The figure shows a pipeline with $ M = 8 $ micro-batches, yielding a smaller bubble ratio than $ M = 3 $. However, simply increasing $ M $ is often limited by GPU memory constraints. Even then, a residual bubble ratio persists, which becomes more significant as the number of GPUs grows. Below are some key PP variants.
### 1F1B by [PipeDream](https://arxiv.org/pdf/1806.03377)

**1F1B** stands for “one forward, one backward.” Rather than waiting for **all** forward passes to complete before starting backward passes, **1F1B** triggers the backward pass of a micro-batch as soon as its forward pass finishes.
- If $t_{bwd}=2t_{fwd}$, then the total time for **1F1B** is $3t_{fwd}$.
- Because we interleave forward and backward passes of different micro-batches, the idle time (bubble) is reduced.
### Interleaved Scheduling by [LM-Megatron](https://arxiv.org/pdf/2104.04473)

Interleaving goes one step further by **splitting layers on each GPU** into multiple chunks, creating more granular and flexible forward/backward blocks. For instance, instead of assigning:
```
GPU 0: layers 1,2
GPU 1: layers 3,4
GPU 2: layers 5,6
GPU 3: layers 7,8
```
We interleave them:
```
GPU 0: layers 1,5
GPU 1: layers 2,6
GPU 2: layers 3,7
GPU 3: layers 4,8
```
This effectively creates two times more $M$ without increasing GPU memory usage, allowing finer-grained scheduling and reduced idle time.
### [ZB1P](https://openreview.net/pdf?id=tuzTN0eIO5)

ZB1P (Zero-Bubble 1 Pipeline) refines the backward pass by splitting it into smaller pieces so that **forward** and **backward** can overlap even more. Since backward needs to compute gradients w.r.t. both the **weights** and the **input activations**, ZB1P breaks these into sub-steps ($ t_b $ and $ t_w $). On the one hand, it matches $ t_{fwd} $. On the other hand, those operations can be completed at different times which allows more flexible scheudling.
### DualPipe by [DeekSeek-V3](https://arxiv.org/pdf/2412.19437)

DualPipe combines all the above principles:
- It maintains **two model copies** within one PP group.
- It splits the micro-batches into **two groups**.
- It interleaves forward and backward passes (1F1B + ZB1P concepts), scheduling them to maximize overlap and minimize idle times.
This approach drastically cuts down communication volume, which is particularly vital in **bandwidth-limited clusters** (such as China’s H800).
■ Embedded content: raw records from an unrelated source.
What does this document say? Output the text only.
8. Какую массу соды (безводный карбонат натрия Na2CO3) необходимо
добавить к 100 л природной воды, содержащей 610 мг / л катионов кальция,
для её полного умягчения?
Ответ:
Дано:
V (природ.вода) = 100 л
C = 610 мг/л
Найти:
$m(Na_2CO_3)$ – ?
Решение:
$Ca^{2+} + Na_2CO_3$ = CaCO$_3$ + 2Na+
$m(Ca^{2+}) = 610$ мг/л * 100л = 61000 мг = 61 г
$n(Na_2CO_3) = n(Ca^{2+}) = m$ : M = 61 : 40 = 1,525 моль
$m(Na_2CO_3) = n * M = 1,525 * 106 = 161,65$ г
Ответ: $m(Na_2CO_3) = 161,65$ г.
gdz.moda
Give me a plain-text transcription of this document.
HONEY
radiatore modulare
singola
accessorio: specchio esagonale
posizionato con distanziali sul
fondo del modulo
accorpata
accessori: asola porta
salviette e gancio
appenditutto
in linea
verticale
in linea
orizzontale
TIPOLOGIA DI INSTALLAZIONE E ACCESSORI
The result? DeekSeek-V3’s training efficiency approaches that of models trained with high-bandwidth GPUs, even though they are using slower interconnects.
---
## Summarization
Key takeaways for **Pipeline Parallelism**:
1. **Dynamic Task Scheduling**: Rearrange non-dependent computations (e.g., **1F1B**) to reduce bubbles.
2. **Problem Decomposition**: Breakding down computation and communication operations into finer granularity (micro-batch).
- Smaller micro-batches and split backward passes yield more opportunities for parallelism.
- Each operation’s memory footprint is smaller and lives for a shorter duration on the GPU, reducing both memory usage and communication overhead.
- Backward is broken down into graidents w.r.t input activations and graidents w.r.t weights.
3. **asynchronous processing**: Overlap forward/backward passes and computation/communication wherever possible.
As we see with **DualPipe**, engineering breakthroughs often stem from carefully overlapping tasks and splitting them into manageable chunks—especially under bandwidth or political constraints.